CDB Leasing IPO; HAIL ABS

Dino D'Amore
By Dino D'Amore June 22, 2016 10:47

CDB Leasing IPO; HAIL ABS

It is being reported that China Development Bank Financial Leasing hopes to raise as much as $978 million in a Hong Kong initial public offering (IPO). Some 79% of the offering will be offered to cornerstone investors, which have been identified as including: China Reinsurance Group, China State Shipbuilding, Guangdong Hengjian Investment Holding, Bank of China Group Investment, China Communications Construction and state-owned power generator China Three Gorges. The latter is reported by Reuters to be planning to purchase about 42 percent of the IPO stock.

CDB Leasing is offering 3.1 billion new shares at HK$1.90 to HK$2.45 each.
The IPO is scheduled to price next Wednesday. Bank of America, Citic CLSA., Deutsche Bank, HSBC and UBS are joint global coordinators.

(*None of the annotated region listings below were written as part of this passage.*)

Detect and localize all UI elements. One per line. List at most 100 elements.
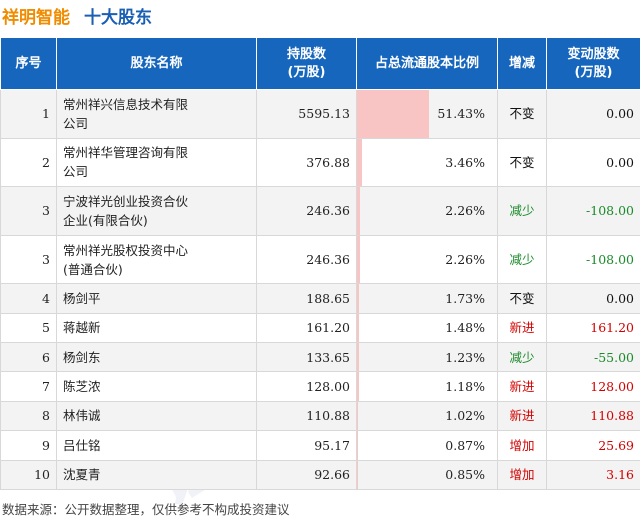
change-status: 新进 <box>498 372 547 401</box>
row-index: 9 <box>1 431 57 460</box>
change-status: 减少 <box>498 343 547 372</box>
ratio-bar <box>357 461 358 489</box>
shares-held: 92.66 <box>257 460 357 489</box>
ratio-text: 3.46% <box>445 155 491 170</box>
shareholder-name: 林伟诚 <box>57 401 257 430</box>
ratio-text: 1.02% <box>445 408 491 423</box>
col-header-shares: 持股数 (万股) <box>257 38 357 90</box>
ratio-bar <box>357 187 360 235</box>
row-index: 3 <box>1 235 57 284</box>
holding-ratio: 1.73% <box>357 284 498 313</box>
page-title: 祥明智能 <box>2 3 70 28</box>
shares-held: 188.65 <box>257 284 357 313</box>
change-status: 增加 <box>498 460 547 489</box>
shares-held: 95.17 <box>257 431 357 460</box>
ratio-text: 0.87% <box>445 438 491 453</box>
change-amount: 0.00 <box>547 90 640 139</box>
change-amount: 128.00 <box>547 372 640 401</box>
ratio-text: 1.18% <box>445 379 491 394</box>
holding-ratio: 51.43% <box>357 90 498 139</box>
change-amount: 161.20 <box>547 313 640 342</box>
ratio-bar <box>357 402 358 430</box>
ratio-text: 2.26% <box>445 252 491 267</box>
shares-held: 246.36 <box>257 235 357 284</box>
row-index: 10 <box>1 460 57 489</box>
ratio-text: 2.26% <box>445 203 491 218</box>
ratio-text: 1.48% <box>445 320 491 335</box>
ratio-text: 1.73% <box>445 291 491 306</box>
change-amount: 0.00 <box>547 138 640 187</box>
page-subtitle: 十大股东 <box>84 3 152 28</box>
change-status: 新进 <box>498 313 547 342</box>
holding-ratio: 1.48% <box>357 313 498 342</box>
holding-ratio: 1.02% <box>357 401 498 430</box>
shares-held: 5595.13 <box>257 90 357 139</box>
ratio-text: 0.85% <box>445 467 491 482</box>
shareholder-name: 杨剑平 <box>57 284 257 313</box>
ratio-bar <box>357 343 359 371</box>
shareholder-name: 杨剑东 <box>57 343 257 372</box>
change-status: 增加 <box>498 431 547 460</box>
row-index: 6 <box>1 343 57 372</box>
holding-ratio: 0.85% <box>357 460 498 489</box>
ratio-bar <box>357 139 362 187</box>
shares-held: 246.36 <box>257 187 357 236</box>
shares-held: 161.20 <box>257 313 357 342</box>
change-status: 不变 <box>498 90 547 139</box>
holding-ratio: 1.23% <box>357 343 498 372</box>
shareholders-table: 序号 股东名称 持股数 (万股) 占总流通股本比例 增减 变动股数 (万股) 1… <box>0 37 640 490</box>
col-header-index: 序号 <box>1 38 57 90</box>
row-index: 8 <box>1 401 57 430</box>
shareholder-name: 吕仕铭 <box>57 431 257 460</box>
shareholder-name: 陈芝浓 <box>57 372 257 401</box>
change-amount: 3.16 <box>547 460 640 489</box>
change-amount: 110.88 <box>547 401 640 430</box>
ratio-bar <box>357 372 359 400</box>
shareholder-name: 常州祥光股权投资中心 (普通合伙) <box>57 235 257 284</box>
change-amount: -108.00 <box>547 187 640 236</box>
row-index: 4 <box>1 284 57 313</box>
shareholder-name: 常州祥兴信息技术有限 公司 <box>57 90 257 139</box>
ratio-text: 51.43% <box>437 106 491 121</box>
change-status: 减少 <box>498 235 547 284</box>
col-header-status: 增减 <box>498 38 547 90</box>
change-amount: -108.00 <box>547 235 640 284</box>
holding-ratio: 1.18% <box>357 372 498 401</box>
row-index: 7 <box>1 372 57 401</box>
shares-held: 128.00 <box>257 372 357 401</box>
shareholder-name: 沈夏青 <box>57 460 257 489</box>
shareholder-name: 宁波祥光创业投资合伙 企业(有限合伙) <box>57 187 257 236</box>
ratio-bar <box>357 314 359 342</box>
table-header-row: 序号 股东名称 持股数 (万股) 占总流通股本比例 增减 变动股数 (万股) <box>1 38 640 90</box>
holding-ratio: 0.87% <box>357 431 498 460</box>
change-amount: -55.00 <box>547 343 640 372</box>
change-amount: 0.00 <box>547 284 640 313</box>
shares-held: 133.65 <box>257 343 357 372</box>
shareholder-name: 常州祥华管理咨询有限 公司 <box>57 138 257 187</box>
holding-ratio: 2.26% <box>357 187 498 236</box>
col-header-change: 变动股数 (万股) <box>547 38 640 90</box>
row-index: 2 <box>1 138 57 187</box>
col-header-ratio: 占总流通股本比例 <box>357 38 498 90</box>
ratio-bar <box>357 431 358 459</box>
data-source-note: 数据来源：公开数据整理，仅供参考不构成投资建议 <box>2 499 290 518</box>
title-row: 祥明智能 十大股东 <box>2 2 152 28</box>
ratio-bar <box>357 236 360 284</box>
row-index: 1 <box>1 90 57 139</box>
ratio-text: 1.23% <box>445 350 491 365</box>
holding-ratio: 2.26% <box>357 235 498 284</box>
shares-held: 110.88 <box>257 401 357 430</box>
change-status: 新进 <box>498 401 547 430</box>
holding-ratio: 3.46% <box>357 138 498 187</box>
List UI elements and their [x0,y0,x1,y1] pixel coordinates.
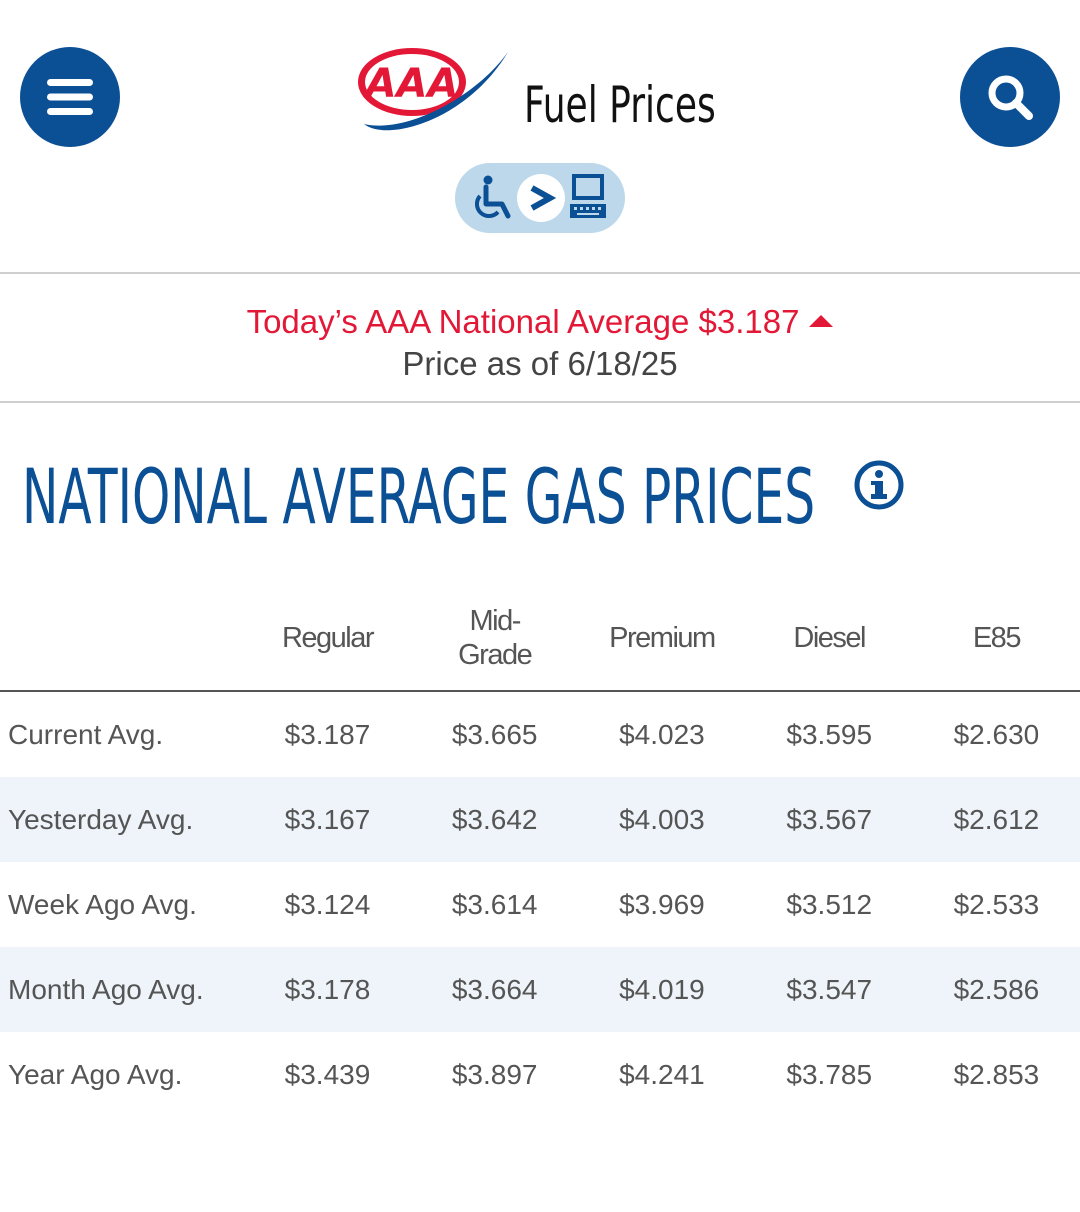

Meanwhile, newbie aircraft lessor, Aergen, is preparing to launch a $324.7million asset backed securitization. Habor Aircraft Investments Series 2016-1 is a three tranched ABS, all with a final maturity of July 2014, which comprises: $246.7 million A notes with an initial loan-to-value of 63.7%, rated A by Kroll Bond Rating Agency; a $47 million B notes, rated BBB by Kroll, with an initial LTV of 75.9%; as well as a $31 million C notes tranche, rated B, with a LTV of 83.9%.

The Series A Loans and Series B Loans will initially amortize during the first and second years based on an approximated 11-year straight-line amortization schedule and during the third and fourth years based on an approximated 14-year straight-line amortization schedule. Commencing in the fifth year of the transaction and thereafter, the Series A Loans and Series B Loans will amortize based on a 13-year straight-line amortization schedule. There is a cash sweep in the fifth year of the transaction, to accelerate the repayment of the Series A Loans and Series B Loans.

The Series C Loans will initially amortize during the first year based on an approximated 5-year straight-line amortization schedule. In year two, the Series C Loans will amortize based on a 5-year straight-line amortization schedule and in the third year and thereafter, a 7-year straight-line amortization schedule.
Commencing in the second year of the transaction, there will be a cash sweep to accelerate the repayment of the Series C Loans equal to 30% of all remaining available collections.

The notes are secured on a portfolio of 15 aircraft, which has an initial weighted average age of approximately 12.7 years. Over 90% of the portfolio consists of liquid A320/321-200s and 737-800s. The three largest lessees by value are Virgin America, SAA/Mango and SAS, which represent approximately 22.7%, 10.5% and 8.1%, respectively.

Aergen is the servicer for the portfolio. Maples is the managing agent, Wells Fargo is the trustee, while DVB is providing the nine-month liquidity facility. Deutsche Bank is the sole structuring agent and lead left joint arranger.